Published online by Cambridge University Press: 05 July 2014
Abstract
The quantum IO monad is a purely functional interface to quantum programming implemented as a Haskell library. At the same time it provides a constructive semantics of quantum programming. The QIO monad separates reversible (i.e., unitary) and irreversible (i.e., probabilistic) computations and provides a reversible let operation (ulet), allowing us to use ancillas (auxiliary qubits) in a modular fashion. QIO programs can be simulated either by calculating a probability distribution or by embedding it into the IO monad using the random number generator. As an example we present a complete implementation of Shor's algorithm.
5.1 Introduction
We present an interface from a pure functional programming language, Haskell, to quantum programming: the quantum IO monad, and use it to implement Shor's factorization algorithm. The implementation of the QIO monad provides a constructive semantics for quantum programming, i.e., a functional program that can also be understood as a mathematical model of quantum computing.

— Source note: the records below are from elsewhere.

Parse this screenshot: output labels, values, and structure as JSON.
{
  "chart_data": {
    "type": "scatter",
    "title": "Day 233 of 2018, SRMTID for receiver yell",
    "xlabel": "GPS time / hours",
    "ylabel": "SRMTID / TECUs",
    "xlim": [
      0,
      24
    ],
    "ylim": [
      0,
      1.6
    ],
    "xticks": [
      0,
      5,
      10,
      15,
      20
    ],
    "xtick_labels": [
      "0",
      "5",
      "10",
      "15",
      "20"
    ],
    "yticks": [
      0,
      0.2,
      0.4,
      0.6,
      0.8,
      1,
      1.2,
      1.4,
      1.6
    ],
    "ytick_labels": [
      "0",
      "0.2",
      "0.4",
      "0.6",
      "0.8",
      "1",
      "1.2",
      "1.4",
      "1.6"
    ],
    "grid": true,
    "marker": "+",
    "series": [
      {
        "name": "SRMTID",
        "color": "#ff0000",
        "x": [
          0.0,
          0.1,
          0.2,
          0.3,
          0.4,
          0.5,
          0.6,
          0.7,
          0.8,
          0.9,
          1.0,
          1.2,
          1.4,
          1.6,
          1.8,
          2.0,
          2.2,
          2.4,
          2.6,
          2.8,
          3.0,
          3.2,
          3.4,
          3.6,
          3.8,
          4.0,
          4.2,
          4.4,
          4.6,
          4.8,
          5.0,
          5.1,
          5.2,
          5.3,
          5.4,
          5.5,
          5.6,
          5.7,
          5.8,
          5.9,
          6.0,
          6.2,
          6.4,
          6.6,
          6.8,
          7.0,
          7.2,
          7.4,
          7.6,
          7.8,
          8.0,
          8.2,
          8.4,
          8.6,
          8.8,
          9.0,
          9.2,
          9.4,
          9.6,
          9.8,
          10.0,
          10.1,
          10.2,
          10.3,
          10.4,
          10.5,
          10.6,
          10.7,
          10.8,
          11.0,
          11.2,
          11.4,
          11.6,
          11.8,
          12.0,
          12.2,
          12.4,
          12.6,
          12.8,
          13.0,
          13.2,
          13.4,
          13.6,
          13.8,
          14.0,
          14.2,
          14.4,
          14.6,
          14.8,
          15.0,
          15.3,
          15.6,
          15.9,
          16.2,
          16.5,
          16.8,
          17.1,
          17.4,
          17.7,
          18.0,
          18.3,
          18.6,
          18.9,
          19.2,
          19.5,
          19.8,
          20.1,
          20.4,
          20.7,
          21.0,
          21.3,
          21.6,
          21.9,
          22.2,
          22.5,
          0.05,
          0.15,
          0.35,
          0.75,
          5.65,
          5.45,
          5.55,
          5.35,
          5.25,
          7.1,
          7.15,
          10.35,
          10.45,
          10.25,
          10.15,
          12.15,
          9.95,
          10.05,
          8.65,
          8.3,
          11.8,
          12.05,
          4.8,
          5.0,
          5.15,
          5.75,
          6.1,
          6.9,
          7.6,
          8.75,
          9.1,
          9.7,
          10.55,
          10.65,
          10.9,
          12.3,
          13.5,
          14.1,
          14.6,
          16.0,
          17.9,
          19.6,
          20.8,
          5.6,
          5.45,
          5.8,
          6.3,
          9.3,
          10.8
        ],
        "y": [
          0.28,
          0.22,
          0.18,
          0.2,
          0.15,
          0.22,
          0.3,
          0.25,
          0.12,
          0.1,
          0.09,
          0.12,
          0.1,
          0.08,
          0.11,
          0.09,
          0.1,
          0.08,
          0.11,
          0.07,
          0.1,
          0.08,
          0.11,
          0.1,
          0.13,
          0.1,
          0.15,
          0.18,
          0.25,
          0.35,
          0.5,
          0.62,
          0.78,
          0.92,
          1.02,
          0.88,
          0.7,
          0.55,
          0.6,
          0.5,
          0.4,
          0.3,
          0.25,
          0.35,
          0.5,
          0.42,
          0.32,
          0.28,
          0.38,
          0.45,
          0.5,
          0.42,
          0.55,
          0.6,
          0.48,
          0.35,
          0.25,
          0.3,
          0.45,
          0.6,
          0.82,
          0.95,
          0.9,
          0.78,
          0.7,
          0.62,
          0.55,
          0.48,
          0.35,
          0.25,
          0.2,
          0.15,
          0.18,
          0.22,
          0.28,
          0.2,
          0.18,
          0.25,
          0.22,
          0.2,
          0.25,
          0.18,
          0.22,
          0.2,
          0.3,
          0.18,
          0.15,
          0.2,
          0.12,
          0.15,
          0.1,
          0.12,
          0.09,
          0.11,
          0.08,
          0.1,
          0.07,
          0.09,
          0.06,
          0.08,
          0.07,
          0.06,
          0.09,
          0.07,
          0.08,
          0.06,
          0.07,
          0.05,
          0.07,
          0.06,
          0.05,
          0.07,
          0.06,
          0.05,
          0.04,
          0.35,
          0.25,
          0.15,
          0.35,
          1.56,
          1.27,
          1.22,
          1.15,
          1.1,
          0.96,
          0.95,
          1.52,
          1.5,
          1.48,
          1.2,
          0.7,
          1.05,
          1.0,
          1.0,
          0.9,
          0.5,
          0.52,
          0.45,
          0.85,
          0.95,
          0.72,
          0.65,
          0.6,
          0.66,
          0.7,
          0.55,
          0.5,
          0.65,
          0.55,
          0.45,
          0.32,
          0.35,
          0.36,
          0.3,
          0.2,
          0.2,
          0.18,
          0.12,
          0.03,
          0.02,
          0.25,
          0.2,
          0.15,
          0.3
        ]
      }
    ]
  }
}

Actually, the Haskell QIO library is only a first approximation of such a semantics; we would like to move to a more expressive language that is also logically sound. Here we are thinking of a language such as Agda (Norell 2007), which is based on Martin Löf's type theory. We have already investigated this approach of functional specifications of effects in a classical context (Swierstra and Altenkirch 2007, 2008; Swierstra 2008). At the same time the QIO monad provides a high-level interface to a hypothetical quantum computer.